Мы растерялись, и пока старались понять, что же произошло сегодняшней ночью в столице, на свет появились первые документы новорожденной власти, сермяжная «новая правда новой метлы»:

 

РАСПОРЯЖЕНИЕ
коменданта г. Москвы
об административном аресте

В соответствие со ст. 9 Закона Союза Советских Социалистических Республик «О правовом режиме чрезвычайного положения» санкционирую арест гражданина ___________________ сроком на тридцать суток.
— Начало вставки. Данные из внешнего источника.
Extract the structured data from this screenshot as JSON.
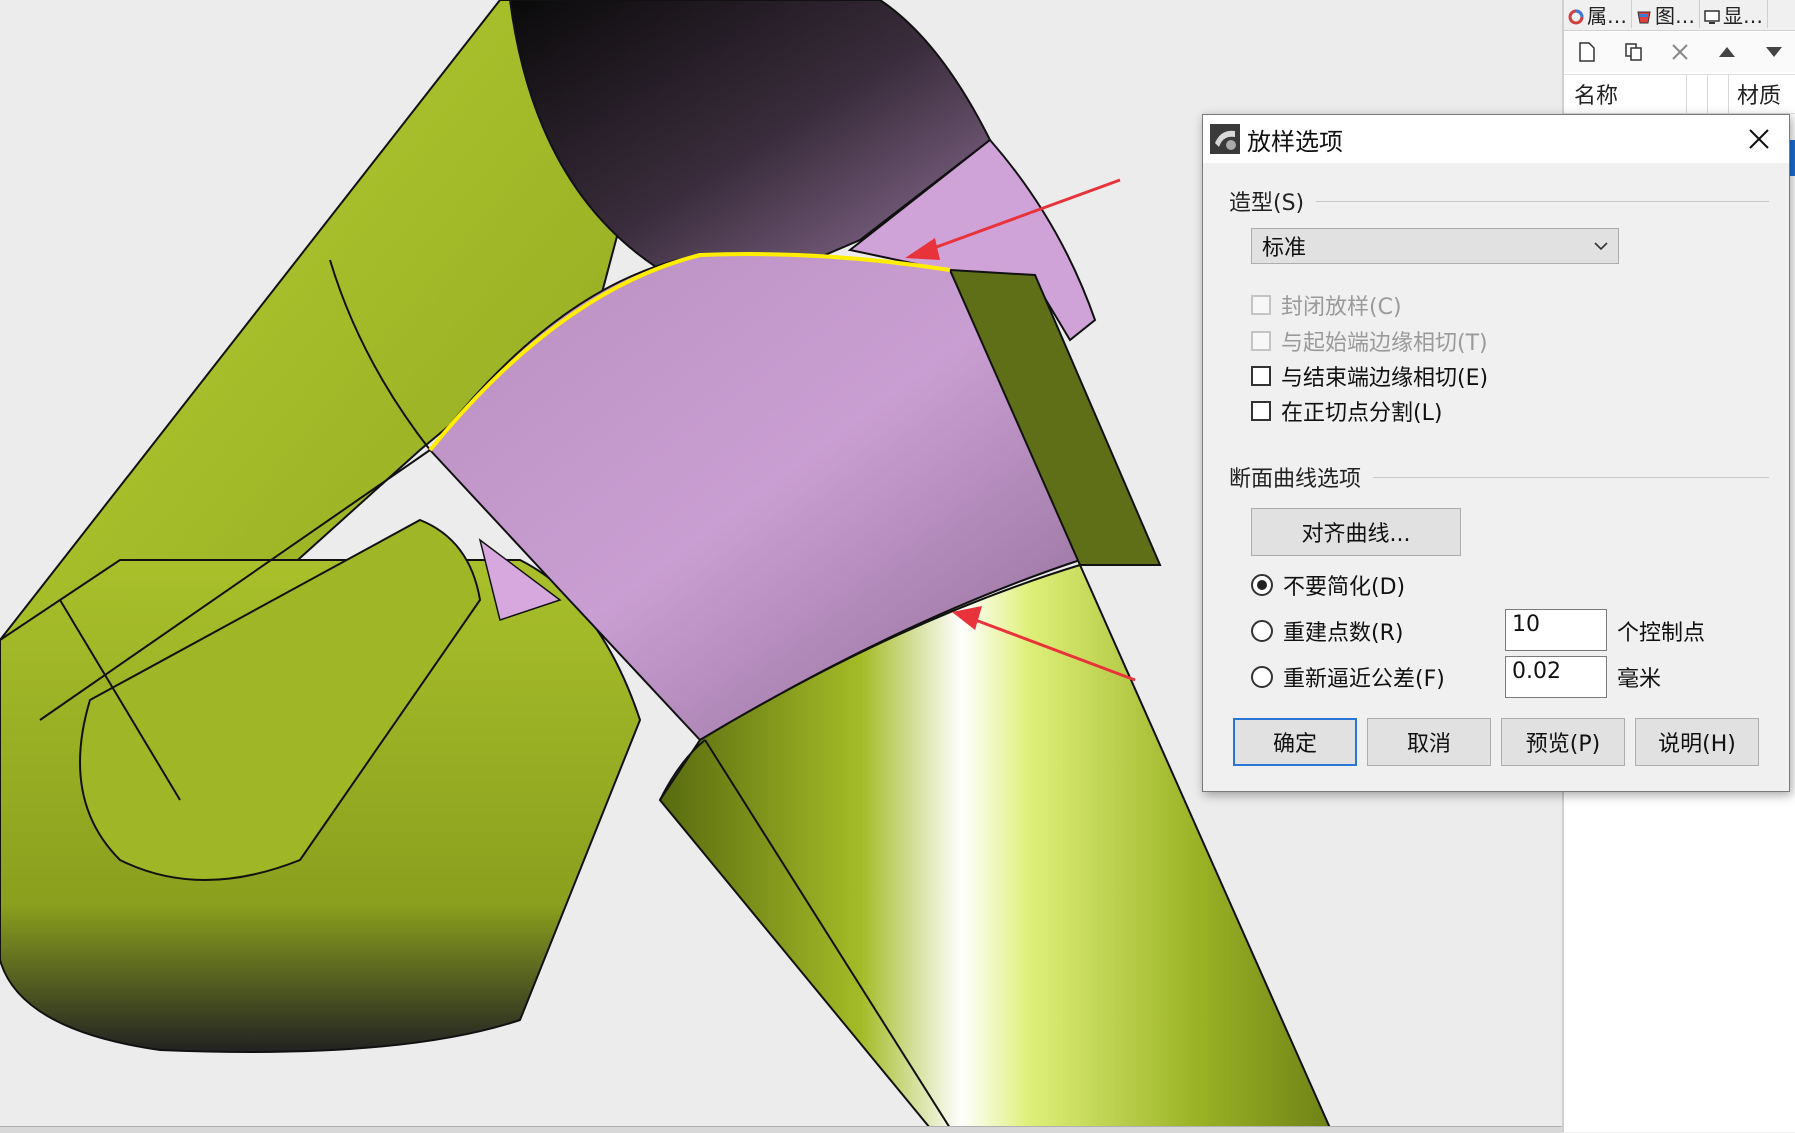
{
  "right_panel": {
    "tabs": [
      {
        "label": "属…",
        "icon": "color-wheel-icon"
      },
      {
        "label": "图…",
        "icon": "layers-icon"
      },
      {
        "label": "显…",
        "icon": "display-icon"
      }
    ],
    "toolbar": {
      "new_icon": "new-document-icon",
      "copy_icon": "copy-icon",
      "delete_icon": "delete-x-icon",
      "up_icon": "triangle-up-icon",
      "down_icon": "triangle-down-icon"
    },
    "header": {
      "name_col": "名称",
      "material_col": "材质"
    },
    "colors": {
      "selection": "#1e6fd6"
    }
  },
  "dialog": {
    "title": "放样选项",
    "style_section": "造型(S)",
    "style_value": "标准",
    "checkboxes": [
      {
        "label": "封闭放样(C)",
        "checked": false,
        "enabled": false
      },
      {
        "label": "与起始端边缘相切(T)",
        "checked": false,
        "enabled": false
      },
      {
        "label": "与结束端边缘相切(E)",
        "checked": false,
        "enabled": true
      },
      {
        "label": "在正切点分割(L)",
        "checked": false,
        "enabled": true
      }
    ],
    "section_curves": "断面曲线选项",
    "align_button": "对齐曲线...",
    "radios": [
      {
        "label": "不要简化(D)",
        "selected": true
      },
      {
        "label": "重建点数(R)",
        "selected": false
      },
      {
        "label": "重新逼近公差(F)",
        "selected": false
      }
    ],
    "rebuild_points": "10",
    "rebuild_unit": "个控制点",
    "refit_tolerance": "0.02",
    "refit_unit": "毫米",
    "buttons": {
      "ok": "确定",
      "cancel": "取消",
      "preview": "预览(P)",
      "help": "说明(H)"
    }
  },
  "viewport": {
    "colors": {
      "background": "#ececec",
      "green_surface": "#a6bd2a",
      "lofted_surface": "#c89bd0",
      "highlight_edge": "#ffee00",
      "annotation_arrow": "#e8333a"
    }
  }
}
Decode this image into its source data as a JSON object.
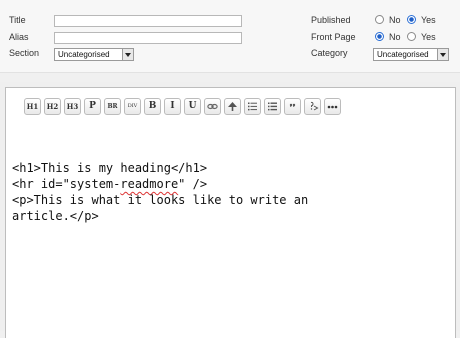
{
  "form": {
    "title_label": "Title",
    "title_value": "",
    "alias_label": "Alias",
    "alias_value": "",
    "section_label": "Section",
    "section_value": "Uncategorised",
    "published_label": "Published",
    "published_no": "No",
    "published_yes": "Yes",
    "published_selected": "Yes",
    "frontpage_label": "Front Page",
    "frontpage_no": "No",
    "frontpage_yes": "Yes",
    "frontpage_selected": "No",
    "category_label": "Category",
    "category_value": "Uncategorised"
  },
  "toolbar": {
    "buttons": [
      "H1",
      "H2",
      "H3",
      "P",
      "BR",
      "DIV",
      "B",
      "I",
      "U",
      "link",
      "tree",
      "list",
      "list-numbered",
      "quote",
      "php",
      "more"
    ]
  },
  "editor": {
    "line1": "<h1>This is my heading</h1>",
    "line2_a": "<hr id=\"system-",
    "line2_b": "readmore",
    "line2_c": "\" />",
    "line3": "<p>This is what it looks like to write an",
    "line4": "article.</p>"
  }
}
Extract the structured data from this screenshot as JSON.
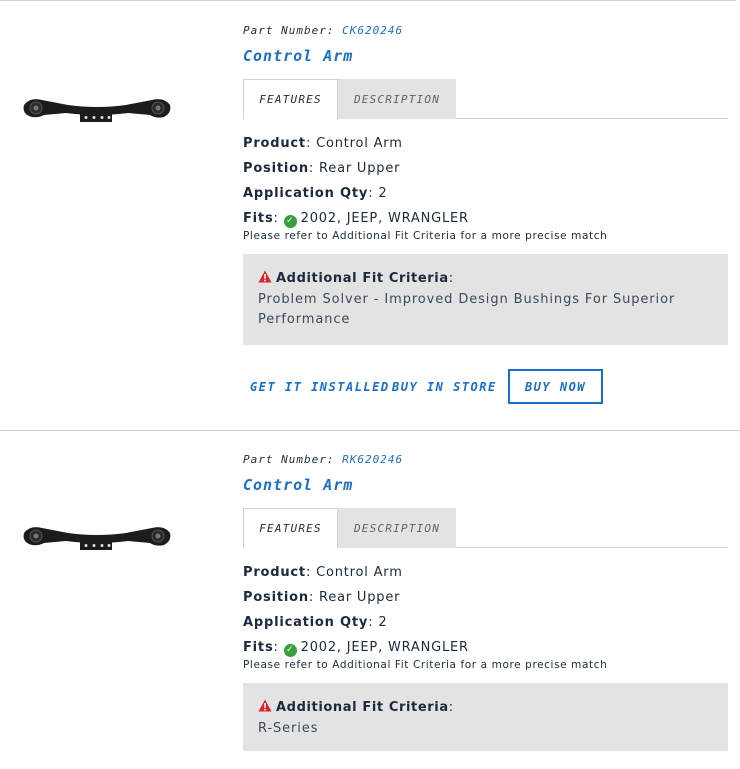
{
  "results": [
    {
      "part_number_label": "Part Number:",
      "part_number": "CK620246",
      "title": "Control Arm",
      "tabs": {
        "features": "FEATURES",
        "description": "DESCRIPTION"
      },
      "specs": {
        "product_label": "Product",
        "product_value": "Control Arm",
        "position_label": "Position",
        "position_value": "Rear Upper",
        "qty_label": "Application Qty",
        "qty_value": "2",
        "fits_label": "Fits",
        "fits_value": "2002, JEEP, WRANGLER"
      },
      "note": "Please refer to Additional Fit Criteria for a more precise match",
      "criteria_title": "Additional Fit Criteria",
      "criteria_text": "Problem Solver - Improved Design Bushings For Superior Performance",
      "actions": {
        "install": "GET IT INSTALLED",
        "store": "BUY IN STORE",
        "buy": "BUY NOW"
      }
    },
    {
      "part_number_label": "Part Number:",
      "part_number": "RK620246",
      "title": "Control Arm",
      "tabs": {
        "features": "FEATURES",
        "description": "DESCRIPTION"
      },
      "specs": {
        "product_label": "Product",
        "product_value": "Control Arm",
        "position_label": "Position",
        "position_value": "Rear Upper",
        "qty_label": "Application Qty",
        "qty_value": "2",
        "fits_label": "Fits",
        "fits_value": "2002, JEEP, WRANGLER"
      },
      "note": "Please refer to Additional Fit Criteria for a more precise match",
      "criteria_title": "Additional Fit Criteria",
      "criteria_text": "R-Series"
    }
  ],
  "colors": {
    "accent": "#1a70c9",
    "text": "#1b2a3c",
    "panel": "#e3e3e3",
    "fit_ok": "#36a13c",
    "warning": "#d7262e"
  },
  "icons": {
    "fits": "check-circle-icon",
    "criteria": "warning-triangle-icon"
  }
}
Комендант г. Москвы генерал-полковник Н. Калинин
» » августа 1991 г.

 

Итак, оставалось только вписать фамилию. Святые места не надолго остаются вакантными… Одним из первых в «чёрный список» попал Гдлян Тельман Хоренович, уже к тому времени — исторический персонаж («дайте, что ли, карты в руки — доберемся до Кремля») — приказ об его аресте был подписан господином Н. Калининым аж 19 августа, ранним утром.

Костя потом рассказывал, что не стал сидеть дома, дожидаться, когда его «придут и свинтят как овцу бессловесную», а сам уехал к Белому Дому и встал в шеренгу с каким-то колом, будто Илья Муромец с палицей. А потом подумал: а что же это я, дурак, делаю? — И отправился песни петь.

Во времена французской революции, которую в своё время так часто любили вспоминать её «прямые наследники», господин Фуке (мы бы сейчас сказали «генеральный прокурор») , так вот он примерно такими же бумажками с прочерком вместо имени отправлял провинившихся на гильотину (кстати, одну из первых машин, придуманных разумным человечеством).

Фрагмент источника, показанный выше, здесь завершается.